Richard Rowntree
- Richard Rowntree in 1931

Cricket information
- Batting: Right-handed
- Role: Wicket-keeper

Domestic team information
- 1914/15–1931/32: Auckland

Career statistics
| Competition | First-class |
| Matches | 33 |
| Runs scored | 308 |
| Batting average | 9.33 |
| 100s/50s | 0/0 |
| Top score | 48 |
| Catches/stumpings | 57/38 |
- Source: Cricinfo, 12 September 2013

= Richard Rowntree =

New Zealand cricketer

Richard William Rowntree (6 April 1884 – 16 June 1968) was a New Zealand cricketer who played 33 first-class matches, all but two of them for Auckland.

Born at Leyburn in Yorkshire, Rowntree played as a wicket-keeper and tail-end right-handed batsman. He played for Yorkshire Second XI in 1905. After a serious illness he migrated to New Zealand.

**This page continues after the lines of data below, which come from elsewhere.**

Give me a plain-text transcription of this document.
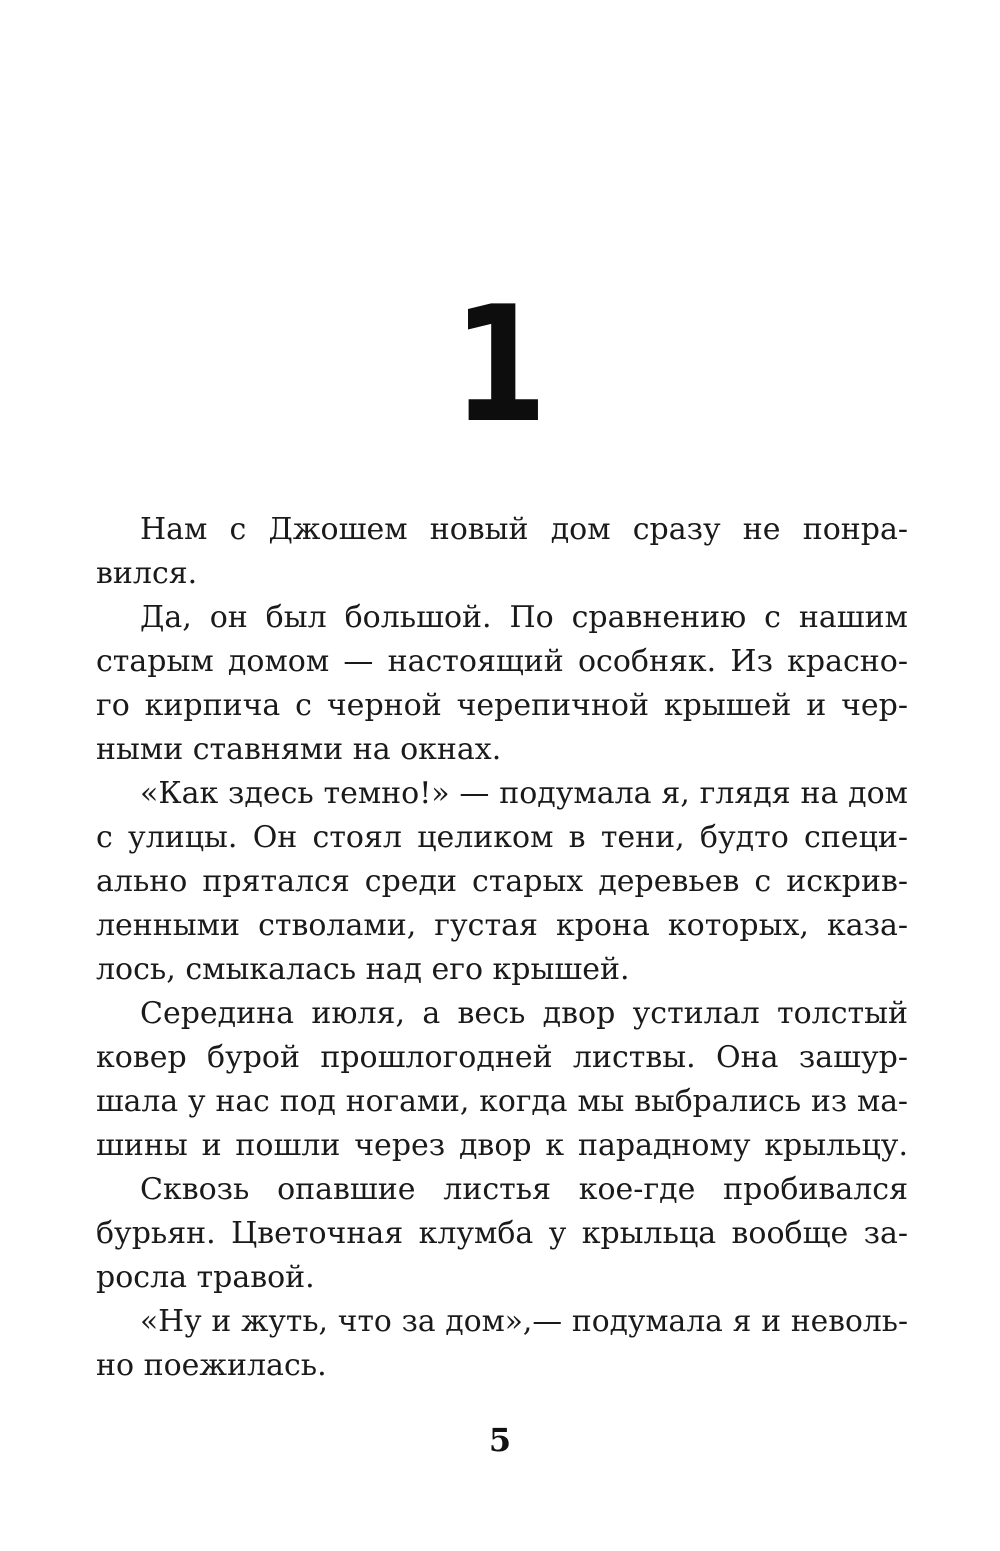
1
Нам с Джошем новый дом сразу не понра-
вился.
Да, он был большой. По сравнению с нашим
старым домом — настоящий особняк. Из красно-
го кирпича с черной черепичной крышей и чер-
ными ставнями на окнах.
«Как здесь темно!» — подумала я, глядя на дом
с улицы. Он стоял целиком в тени, будто специ-
ально прятался среди старых деревьев с искрив-
ленными стволами, густая крона которых, каза-
лось, смыкалась над его крышей.
Середина июля, а весь двор устилал толстый
ковер бурой прошлогодней листвы. Она зашур-
шала у нас под ногами, когда мы выбрались из ма-
шины и пошли через двор к парадному крыльцу.
Сквозь опавшие листья кое-где пробивался
бурьян. Цветочная клумба у крыльца вообще за-
росла травой.
«Ну и жуть, что за дом»,— подумала я и неволь-
но поежилась.
5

He played his first game for Auckland in the 1914–15 season and his last at the age of 47 in the 1931–32 season. His career in Auckland senior club cricket extended from 1907 to 1935, when he was awarded a benefit match at the end of his last season.

He appeared in both matches New Zealand played against the visiting Australian team in 1920–21. Earlier in the tour he had made his highest score of 48: batting at number 11 for Auckland he added 75 for the last wicket with Eddie McLeod after the Australians had taken the first nine Auckland wickets for 73. He was selected as the principal wicket-keeper in the New Zealand team to tour Australia in 1925-26 but was unable to go, and was replaced by Ken James.